The authenticity of this work has been confirmed by the Galerie Maurice Garnier. "A still-life by Buffet is only half still and ready to bite. In his hands of a thin executioner dressed in red, domestic utensils become instruments of torture capable of making their victims talk, whatever the cost of silence, should it take the appearance of a tablecloth, a chair, a comb, a ray fish or a 'tête de veau'."

Jean Cocteau, Poésie Critique, 1959.


Bernard Buffet produced his first still-lifes during his time at the National School of Fine Arts, inspired by the realist style of Gustave Courbet and of Jean-Baptiste-Siméon Chardin whose paintings he studied at the Louvre as soon as it reopened in 1946. Nature morte à la raie, painted by Bernard Buffet in 1956, echoes the different versions of the same subject by Chardin and by Soutine. Bernard Buffet appropriated these works and rebuilt them whilst maintaining a dialogue with the artists he considered to be his principal masters. The monstrous ray fish with its repulsive smile was one of Buffet's favorite fishes already present in his work for over ten years when he painted this picture.

Early in his career, the artist did indeed keep a rotting ray fish in his apartment, which recalls Soutine and his beef carcass, before doing without the model. "The object is disgusting, but it is the fish's flesh, it is its skin, it is its blood; the very aspect of the thing would not affect us any differently" wrote Diderot on Chardin's La Raie in his Salon of 1763.

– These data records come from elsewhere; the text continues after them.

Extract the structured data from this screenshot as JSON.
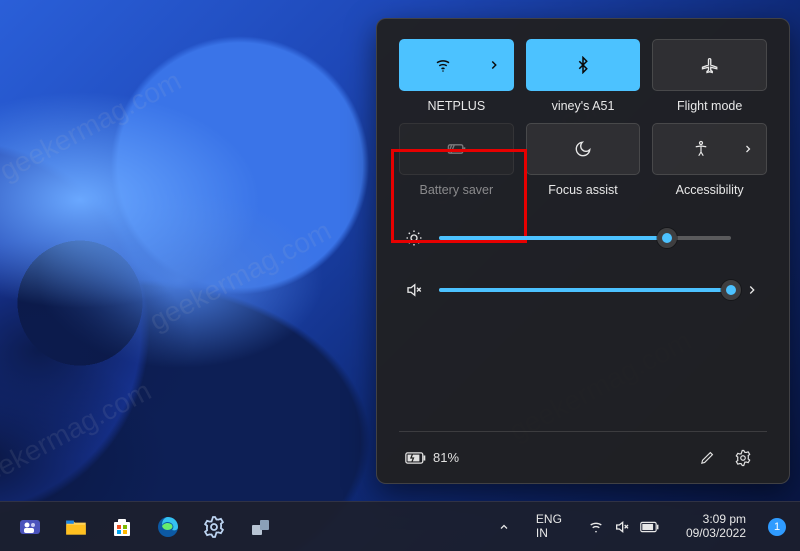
{
  "tiles": {
    "wifi": {
      "label": "NETPLUS",
      "active": true
    },
    "bluetooth": {
      "label": "viney's A51",
      "active": true
    },
    "flight": {
      "label": "Flight mode",
      "active": false
    },
    "battery": {
      "label": "Battery saver",
      "active": false,
      "disabled": true
    },
    "focus": {
      "label": "Focus assist",
      "active": false
    },
    "access": {
      "label": "Accessibility",
      "active": false
    }
  },
  "sliders": {
    "brightness": {
      "value": 78
    },
    "volume": {
      "value": 100,
      "muted": true
    }
  },
  "footer": {
    "battery_pct": "81%"
  },
  "taskbar": {
    "lang_top": "ENG",
    "lang_bot": "IN",
    "time": "3:09 pm",
    "date": "09/03/2022",
    "notif_count": "1"
  },
  "watermark": "geekermag.com"
}
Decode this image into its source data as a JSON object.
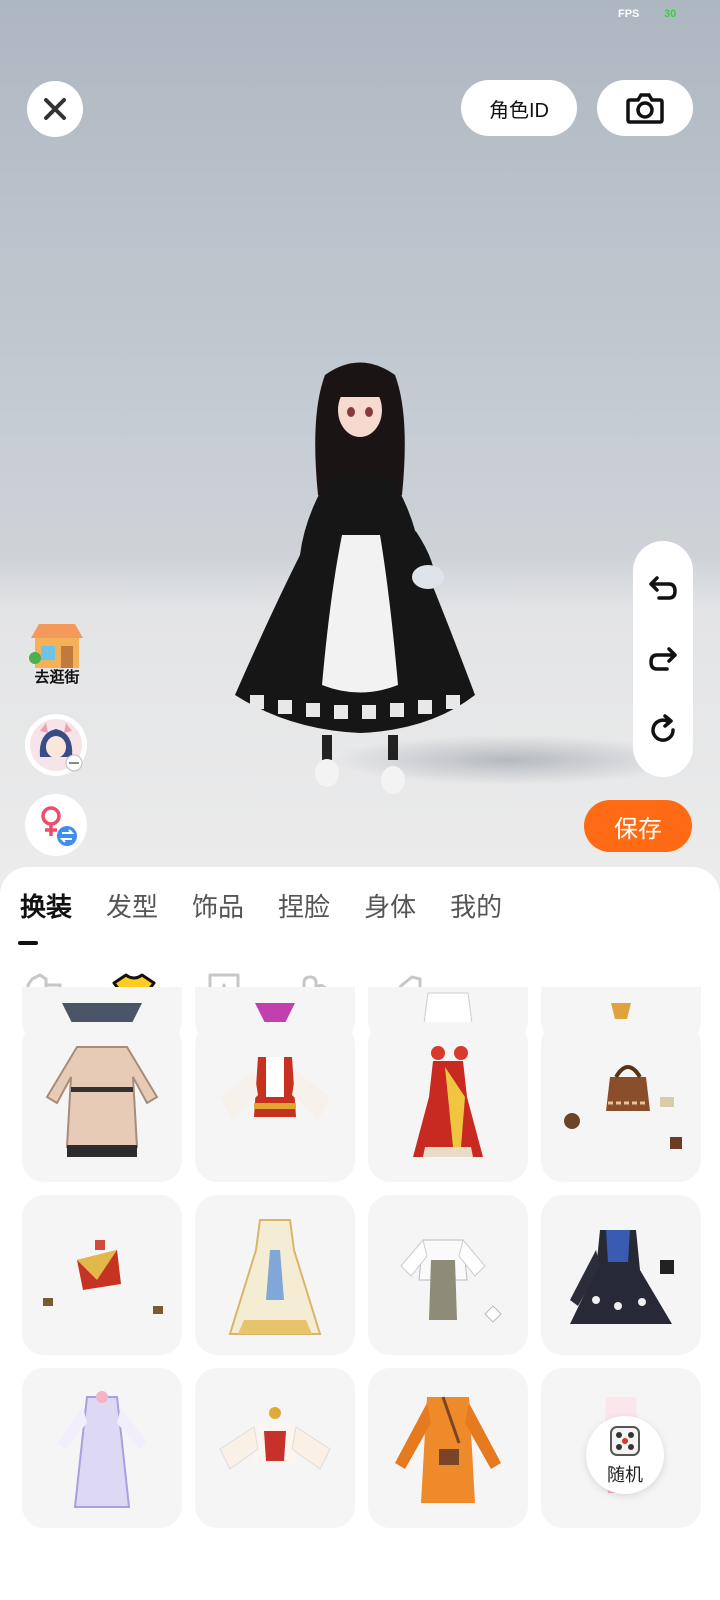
{
  "status": {
    "fps_label": "FPS",
    "fps_value": "30"
  },
  "header": {
    "role_id_label": "角色ID",
    "close_icon": "close-icon",
    "camera_icon": "camera-icon"
  },
  "side_actions": {
    "shop_label": "去逛街",
    "avatar_icon": "avatar-icon",
    "gender_icon": "gender-switch-icon"
  },
  "history": {
    "undo_icon": "undo-icon",
    "redo_icon": "redo-icon",
    "reset_icon": "reset-icon"
  },
  "save_label": "保存",
  "tabs": [
    {
      "label": "换装",
      "active": true
    },
    {
      "label": "发型",
      "active": false
    },
    {
      "label": "饰品",
      "active": false
    },
    {
      "label": "捏脸",
      "active": false
    },
    {
      "label": "身体",
      "active": false
    },
    {
      "label": "我的",
      "active": false
    }
  ],
  "subcategories": [
    "all-outfit-icon",
    "top-icon",
    "bottom-icon",
    "gloves-icon",
    "shoes-icon"
  ],
  "outfits": [
    "beige-trench-dress",
    "red-white-blouse",
    "red-gold-dress",
    "brown-bag-set",
    "red-cap-set",
    "white-gold-gown",
    "grey-vest-blouse",
    "black-blue-dress",
    "lavender-gown",
    "white-red-top",
    "orange-jacket",
    "pink-white-item"
  ],
  "random_label": "随机",
  "colors": {
    "accent": "#ff6a14",
    "panel": "#ffffff",
    "card": "#f5f5f5"
  }
}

With Bernard Buffet's spatial construction, Nature morte à la raie becomes a large diamond-shaped rhombus. The artist's use of geometric lines and graphic structure divide the composition into a succession of rectangular planes. The unbroken black contour becomes increasingly thicker, enveloping and imprisoning form. As with most of the other still-lifes, the rectangular surface of the table is parallel to the edge of the painting. Bernard Buffet thus rejects all movement that could displace the lines. Objects on the table are rare, as is the custom in his paintings of this subject. The artist sought a pure space: the table bears only a tablecloth, a glass, a bottle, a knife and an immaculately white dish. The oval shape of the dish cuts into the diagonal line of the cloth, in almost perfect symmetry. Form predominates. The triangles of the table and the cloth, the circles of the dish, the rhombus of the ray fish and the two cylinders of the bottle and glass slot into the square tiles of the wall. The knife with its handle on the table, pointing into the plate, punctuates the geometric space.

The hollow, milky dish, placed in the lower middle of the canvas is in perfect symmetry with the ray hovering above it, giving the impression of a well from which the fish has sprung, its head pointing upwards, its rectilinear tail leaving the plate. The very format of the painting accentuates this ascension.

Chardin's bruised and bloody, viscous and translucent victim ray fish is no longer present. Buffet's ray fish is powerful, milk-white and hard. Its threatening grin defies our gaze. The red and pink tones highlight its anger. A still-life that is still alive. But the glass, bottle and knife bring us back to the reality of the carcass, in perfect balance.